RJAH pioneers new model of palliative care that is set to go global

Posted: 8 Oct 2025

Oswestry Model of Palliative Care.jpg

A pioneering model of palliative care developed at The Robert Jones and Agnes Hunt Orthopaedic Hospital (RJAH) is to be showcased to an international audience.

The Oswestry Model is an approach developed to support adults with neuromuscular conditions such as Duchenne Muscular Dystrophy (DMD).

DMD causes progressive muscle weakness and wasting, mainly affecting boys. It starts in early childhood, eventually leading to a loss of mobility. Life span for someone with DMD is unpredictable but is typically around 28 years.

The Oswestry Model uses a traffic light system to help neuromuscular teams identify key stages in a patient’s journey in which hospice involvement would improve their quality of life.
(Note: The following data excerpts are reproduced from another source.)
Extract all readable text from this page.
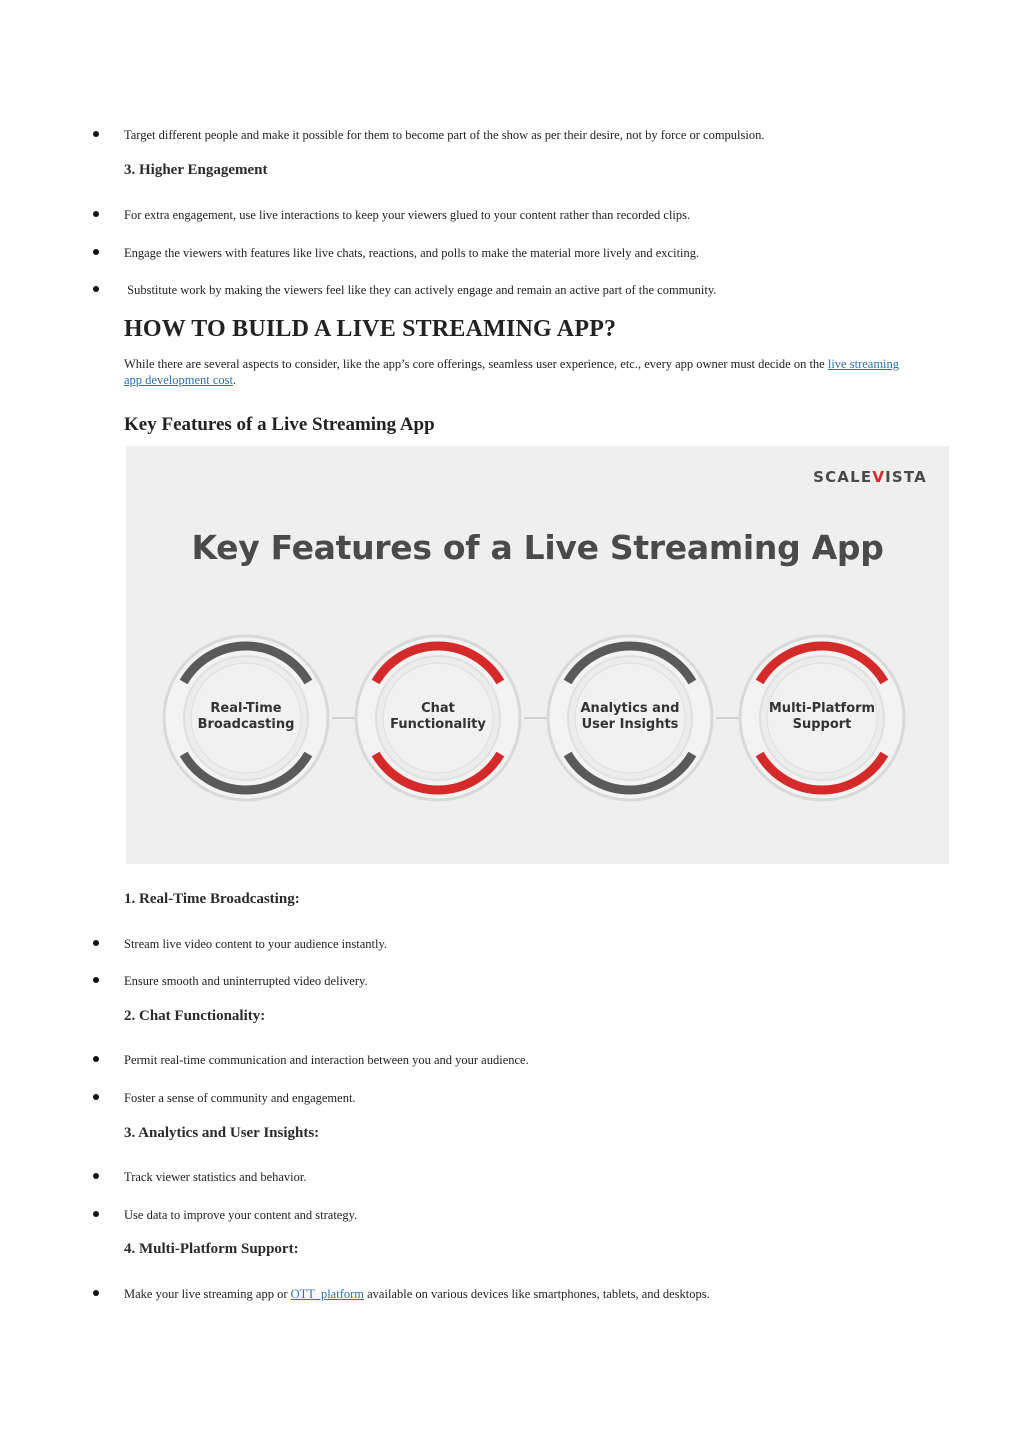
Target different people and make it possible for them to become part of the show as per their desire, not by force or compulsion.
3. Higher Engagement
For extra engagement, use live interactions to keep your viewers glued to your content rather than recorded clips.
Engage the viewers with features like live chats, reactions, and polls to make the material more lively and exciting.
Substitute work by making the viewers feel like they can actively engage and remain an active part of the community.
HOW TO BUILD A LIVE STREAMING APP?
While there are several aspects to consider, like the app’s core offerings, seamless user experience, etc., every app owner must decide on the live streaming app development cost.
Key Features of a Live Streaming App
SCALEVISTA
Key Features of a Live Streaming App
Real-Time
Broadcasting
Chat
Functionality
Analytics and
User Insights
Multi-Platform
Support
1. Real-Time Broadcasting:
Stream live video content to your audience instantly.
Ensure smooth and uninterrupted video delivery.
2. Chat Functionality:
Permit real-time communication and interaction between you and your audience.
Foster a sense of community and engagement.
3. Analytics and User Insights:
Track viewer statistics and behavior.
Use data to improve your content and strategy.
4. Multi-Platform Support:
Make your live streaming app or OTT  platform available on various devices like smartphones, tablets, and desktops.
Originally developed in partnership with Severn Hospice in Shropshire, the model has now been widely adopted across the UK. And the teams behind its creation now hope it can be recognised globally as well. It will be formally presented at the World Muscle Society’s annual conference in Vienna this week.

Professor Tracey Willis, a Consultant Paediatric Neurologist with a Specialty Interest in Neuromuscular Disorders at Oswestry-based RJAH, leads the team that has created the model. It adopts a traffic light system to identify triggers in a patient’s palliative care needs.

“We didn’t think this was anything ground-breaking when we started it eight years or so ago,” said Prof Willis. “We just thought it was logical, but no-one else seemed to be doing it.

“Neuromuscular conditions like Duchenne Muscular Dystrophy can be very unpredictable so it is not as straight-forward to put palliative measures in place as it is for a condition such as cancer. We felt strongly that our patients should be entitled to have these discussions and to have their say in what they would like to happen.


“We devised a traffic light system and it helped us to go through our cohort of patients and identify them as green, amber or red,” she added.

“If they are amber, it signposts that they should be having these discussions. When they tip over into red, they should be seen in a symptom control clinic and be seen by a Palliative Care Consultant.”

The Oswestry Model was worked up by Prof Willis’s team, with symptom control clinics delivered at Severn Hospice, where her husband, Prof Derek Willis, is Medical Director.

“Our being husband and wife has probably helped this to develop, as we have naturally had conversations and a shared willingness and enthusiasm to take this forward,” she said.

“We’ve seen the model develop into a hub and spoke over the last eight years, with patients in other areas outside of our catchment benefitting as well.


“This year we are working with three other centres in London, Manchester and Sheffield and helping them to look at particular groups of patients and use the Oswestry Model.

“Now we have the chance to take the learning and the knowledge and share it with an international audience, so I hope we could start to see the Oswestry Model being adopted further afield as well.”